CAM Automation is a Process, not a Goal
Automated NC programming requires a strategy to yield improved productivity, quality and consistency.
With a shrinking pool of journeymen mold builders to rely on, it is of strategic interest to mold manufacturers to find a better way to utilize their existing talent. Better leveraging the skills of current employees can allow companies to more easily scale operations to meet customer demands in manufacturing. Unfortunately, even after tapping into these resources, NC programming efforts remain a bottleneck within most organizations.
Time-consuming, manual NC programming techniques remain the standard approach for today’s mold builders. Although this approach can be successful, it requires highly trained employees and can still result in a high variance in programming time, milling time and surface finish for individual projects. This is true even when many of the NC programming steps are done by rote.
Standard components and processes for plates, lifters, inserts, and cavities and cores can represent between 75 and 90 percent of any moldmaking shop’s NC programming efforts. This offers incredible potential for mold builders to realize a return on investment in automated NC programming. Benefits of automated programming include:
• Minimal time and associated costs for training new employees.
• Increased consistency and throughput, as all employees benefit from established best practices.
• Reduced errors, which are inherent in manual processes.
• Less time required for NC program generation.
• Improved use of employee time, enabling them to focus on more value-added activities.
With these benefits, why hasn’t NC programming automation become a standard practice?
Historically, the industry’s approach to automation has been to identify a family of geometries that can generate 100-percent-safe, efficient NC programs without any user interaction.
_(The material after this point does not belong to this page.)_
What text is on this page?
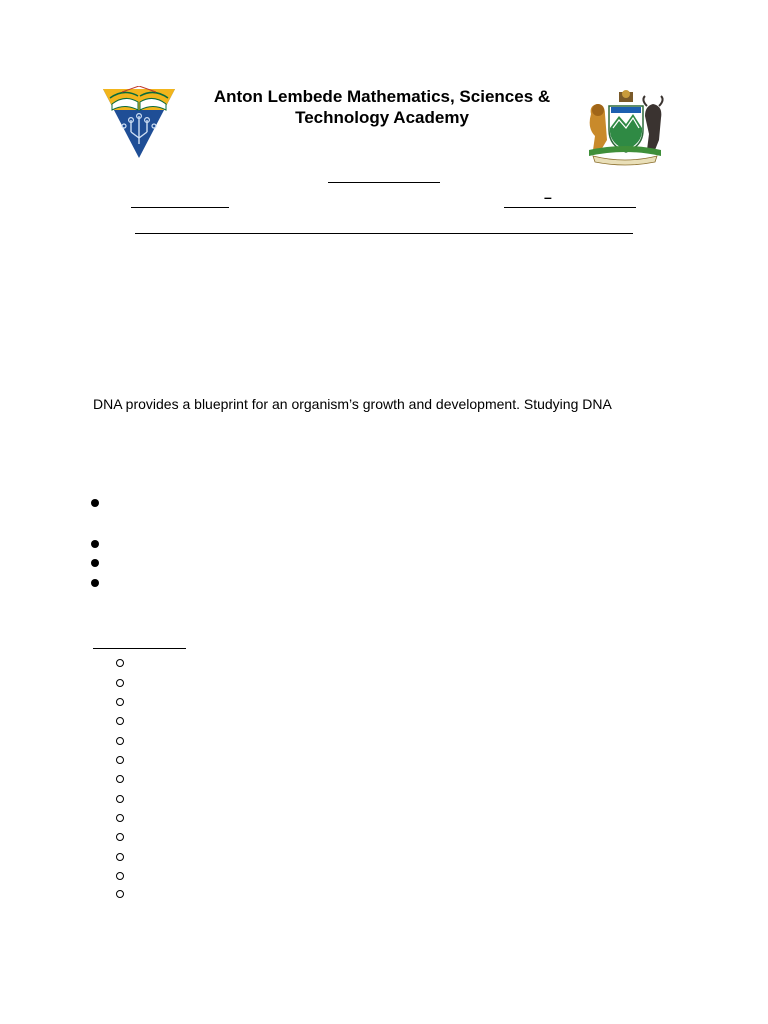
Anton Lembede Mathematics, Sciences & Technology Academy
–
DNA provides a blueprint for an organism’s growth and development. Studying DNA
This is total NC automation, and the process involved can be paralyzing in its complexity, require strict adherence to process standards in both design and manufacturing, and demand a significant financial investment in custom code created for the API (applications programming interface) of the host CAM system.
The resulting automation solution is often abandoned by staff due to its inflexible nature. While total NC automation certainly represents the theoretical ideal, this style of automation does not necessarily guarantee a return on investment. Its “all-or-nothing” approach puts too much of the focus on failure. Rather than being focused on the vast majority of projects related to the common features and processes that can benefit from automation, attention and investment instead fall on the minority of designs and projects that cannot be well-captured by a standard process.
A more modern approach is structured NC programming in which a series of utilities or applications is created to streamline the programming and automate many functions based on the knowledge of the most qualified personnel. This programming environment offers maximum flexibility for manufacturing and is interactive by its very nature. It allows for intelligent application of automation where the CAM user finds it appropriate, but also lends structure for streamlining processes by relying on the best practices stored in the CAM application.
For mold builders, cavities and cores may be the most difficult work for which to visualize a standard process because, by their very nature, these applications cannot be automated in full. The necessary finishing processes are determined by the individual products and the smallest radii. However, it can be a realistic goal to automate most of the process through structured NC programming, which can deliver a product with a consistent semi-finish to skilled personnel for final finishing operations.
The structured NC programming environment for cavity and core work might appear as follows:
1. Import model, define stock, assign fixture and create all required work planes.
2. Perform block-sizing operations (for example, face milling and contouring).
3. Implement feature recognition for hole geometry and macros used to assign machining strategies for holes.
4. Create rough and re-rough strategies by selecting the cutting tool series based on machine, material and project.
5. Implement feature recognition for pocket geometry and macros to assign finishing strategies to pockets.
6. Select corner-picking routines by choosing a series of cutters based on the smallest radius.
7. Create semi-finish tool paths.
A structured NC programming environment can yield a faster return on investment, as the smaller process steps are simpler to define, manage and understand, and it may be easier to provide justification for each step individually. If the cost or benefit of a particular step is not clear, this step can remain with the traditional, manual process.
Companies that successfully pursue a strategy of automation will understand that it is not a goal to be achieved but rather a process to be continually pursued, refined and leveraged over time. Structured NC programming creates the environment where this strategy is best fostered.